The other person has already done so, yet if you let that decision cause
you to suspend your free will, you will make karma for doing so. You
are not responsible for the other person’s choices, but you are
responsible for how you let that person’s choices affect your
own choices. So be careful that you do not use the other person’s
paralysis as an excuse for entering or staying in your own state of
paralysis. Never let your ego use another person’s refusal to
grow as an excuse for you not growing. You are responsible for your
own life, including how you allow other people to affect you.
Let me also say that for many spiritual people, taking the direct approach
is exactly the lesson they have come to learn in this lifetime. As I
explain throughout this website, you have taken embodiment at a very
critical time in Earth’s history. We are in a transition
from the old age of Pisces to the new age of Aquarius. For this
to happen successfully, people need to be awakened to their spiritual
potential. Yet many people are not willing to be awakened because that
would require them to take full responsibility for their lives and their
planet—it would require them to change. Thus, they will often
actively resist this awakening, and the only way to awaken them is to
be very direct and sometimes provocative. That is why you saw me take
a very direct and abrasive approach with the kind of people, such as
the scribes and Pharisees, who would not be awakened.
There are many spiritual people who took embodiment at this time precisely
out of a desire to help bring about this awakening. Yet they are not
fulfilling this role precisely because they are reluctant to be direct
with those who are still asleep spiritually. This kind of goes with
the territory. If you are a spiritual person, you have great respect
for other people and their free will, so you are reluctant to be direct.

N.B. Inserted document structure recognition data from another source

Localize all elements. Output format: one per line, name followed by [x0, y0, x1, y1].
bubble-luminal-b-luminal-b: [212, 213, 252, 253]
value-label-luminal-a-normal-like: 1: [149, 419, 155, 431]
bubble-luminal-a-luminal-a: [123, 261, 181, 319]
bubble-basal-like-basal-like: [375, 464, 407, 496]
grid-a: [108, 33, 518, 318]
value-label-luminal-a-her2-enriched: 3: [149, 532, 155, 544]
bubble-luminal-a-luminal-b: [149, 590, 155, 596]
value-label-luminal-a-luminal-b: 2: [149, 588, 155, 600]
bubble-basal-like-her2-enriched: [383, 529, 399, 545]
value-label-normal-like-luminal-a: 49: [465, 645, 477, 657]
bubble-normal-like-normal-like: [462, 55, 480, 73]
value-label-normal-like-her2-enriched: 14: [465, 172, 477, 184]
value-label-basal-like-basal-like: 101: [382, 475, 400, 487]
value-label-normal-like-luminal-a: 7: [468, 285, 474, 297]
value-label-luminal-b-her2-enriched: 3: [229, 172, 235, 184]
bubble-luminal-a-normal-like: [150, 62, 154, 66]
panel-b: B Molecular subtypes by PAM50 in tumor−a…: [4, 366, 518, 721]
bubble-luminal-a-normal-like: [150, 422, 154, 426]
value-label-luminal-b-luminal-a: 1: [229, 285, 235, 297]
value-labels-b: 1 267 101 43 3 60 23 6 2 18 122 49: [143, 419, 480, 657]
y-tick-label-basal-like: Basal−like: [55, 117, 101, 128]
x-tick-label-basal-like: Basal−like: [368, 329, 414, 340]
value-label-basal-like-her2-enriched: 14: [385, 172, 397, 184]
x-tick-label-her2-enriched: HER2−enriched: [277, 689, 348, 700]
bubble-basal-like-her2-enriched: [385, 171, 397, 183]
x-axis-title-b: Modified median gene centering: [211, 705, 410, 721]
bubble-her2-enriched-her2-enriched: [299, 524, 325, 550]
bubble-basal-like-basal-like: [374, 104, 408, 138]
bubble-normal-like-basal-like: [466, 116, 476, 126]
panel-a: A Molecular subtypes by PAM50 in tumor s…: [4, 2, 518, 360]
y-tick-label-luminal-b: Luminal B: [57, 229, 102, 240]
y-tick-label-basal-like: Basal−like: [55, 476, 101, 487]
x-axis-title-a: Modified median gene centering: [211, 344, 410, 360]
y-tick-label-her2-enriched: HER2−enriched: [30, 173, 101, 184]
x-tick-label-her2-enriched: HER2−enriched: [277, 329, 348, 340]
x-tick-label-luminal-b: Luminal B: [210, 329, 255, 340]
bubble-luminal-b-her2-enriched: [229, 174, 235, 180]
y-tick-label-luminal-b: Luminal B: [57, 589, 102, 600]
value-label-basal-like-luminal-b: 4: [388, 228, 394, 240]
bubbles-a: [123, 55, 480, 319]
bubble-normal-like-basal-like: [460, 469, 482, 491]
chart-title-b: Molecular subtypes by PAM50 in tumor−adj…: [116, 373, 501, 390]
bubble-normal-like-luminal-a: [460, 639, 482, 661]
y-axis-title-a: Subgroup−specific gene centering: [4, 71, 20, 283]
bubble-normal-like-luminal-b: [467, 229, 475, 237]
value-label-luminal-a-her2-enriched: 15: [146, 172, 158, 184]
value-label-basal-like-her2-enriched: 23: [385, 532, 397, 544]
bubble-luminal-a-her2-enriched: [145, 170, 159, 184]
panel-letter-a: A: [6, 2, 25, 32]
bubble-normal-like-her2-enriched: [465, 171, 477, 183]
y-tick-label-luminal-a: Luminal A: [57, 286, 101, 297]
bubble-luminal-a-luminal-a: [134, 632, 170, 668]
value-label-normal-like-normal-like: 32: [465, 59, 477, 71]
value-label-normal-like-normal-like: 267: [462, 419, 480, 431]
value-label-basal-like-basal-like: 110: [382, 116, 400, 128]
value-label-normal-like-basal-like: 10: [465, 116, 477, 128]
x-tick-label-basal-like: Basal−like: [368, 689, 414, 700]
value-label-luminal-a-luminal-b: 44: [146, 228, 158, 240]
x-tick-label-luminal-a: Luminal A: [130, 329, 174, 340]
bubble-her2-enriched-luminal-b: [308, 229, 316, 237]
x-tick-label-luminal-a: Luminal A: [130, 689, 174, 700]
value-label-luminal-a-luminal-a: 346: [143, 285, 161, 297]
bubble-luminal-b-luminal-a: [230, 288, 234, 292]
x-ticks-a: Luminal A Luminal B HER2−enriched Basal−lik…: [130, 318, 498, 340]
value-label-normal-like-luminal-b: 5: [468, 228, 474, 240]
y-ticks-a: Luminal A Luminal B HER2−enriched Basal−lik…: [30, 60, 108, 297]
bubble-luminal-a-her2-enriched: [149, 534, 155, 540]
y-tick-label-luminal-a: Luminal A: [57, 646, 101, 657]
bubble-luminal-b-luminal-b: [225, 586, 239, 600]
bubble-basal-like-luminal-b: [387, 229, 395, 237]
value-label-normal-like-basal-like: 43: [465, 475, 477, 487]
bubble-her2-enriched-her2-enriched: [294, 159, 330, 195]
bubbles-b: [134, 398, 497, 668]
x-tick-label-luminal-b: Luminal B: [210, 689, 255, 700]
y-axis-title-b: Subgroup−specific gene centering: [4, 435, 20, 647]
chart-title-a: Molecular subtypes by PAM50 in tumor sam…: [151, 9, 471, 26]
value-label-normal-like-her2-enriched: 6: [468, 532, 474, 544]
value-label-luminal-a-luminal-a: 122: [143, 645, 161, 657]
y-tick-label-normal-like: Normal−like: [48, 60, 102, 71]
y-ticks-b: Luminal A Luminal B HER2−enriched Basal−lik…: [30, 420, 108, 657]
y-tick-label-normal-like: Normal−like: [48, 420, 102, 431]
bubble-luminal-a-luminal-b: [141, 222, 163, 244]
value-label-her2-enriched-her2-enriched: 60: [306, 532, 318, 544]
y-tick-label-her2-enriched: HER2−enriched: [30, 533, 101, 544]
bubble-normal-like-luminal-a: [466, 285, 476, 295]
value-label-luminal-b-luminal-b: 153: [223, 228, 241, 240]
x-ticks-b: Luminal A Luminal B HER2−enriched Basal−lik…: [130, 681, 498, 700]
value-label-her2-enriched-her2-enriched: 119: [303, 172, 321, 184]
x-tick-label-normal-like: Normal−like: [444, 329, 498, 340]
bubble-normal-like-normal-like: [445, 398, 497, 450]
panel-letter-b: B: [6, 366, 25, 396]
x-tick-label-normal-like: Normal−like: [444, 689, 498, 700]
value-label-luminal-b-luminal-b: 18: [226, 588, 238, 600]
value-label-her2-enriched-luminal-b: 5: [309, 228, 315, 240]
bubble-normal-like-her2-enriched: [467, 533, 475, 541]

Yet being direct in order to awaken them to eternal life is not a violation
of their free will. It is a necessary step to prevent their souls from
being lost.
My point being that many of the spiritual people who have a great role
to play in the coming awakening must learn to be direct in order to
fulfill their reason for being here. And this means overcoming the tendency
to give in to others in order to keep the harmony and peace. In fact,
some souls want to learn this lesson so badly that they deliberately
take on very difficult relationships in order to force themselves to
confront this lesson. Let a word to the wise be sufficient.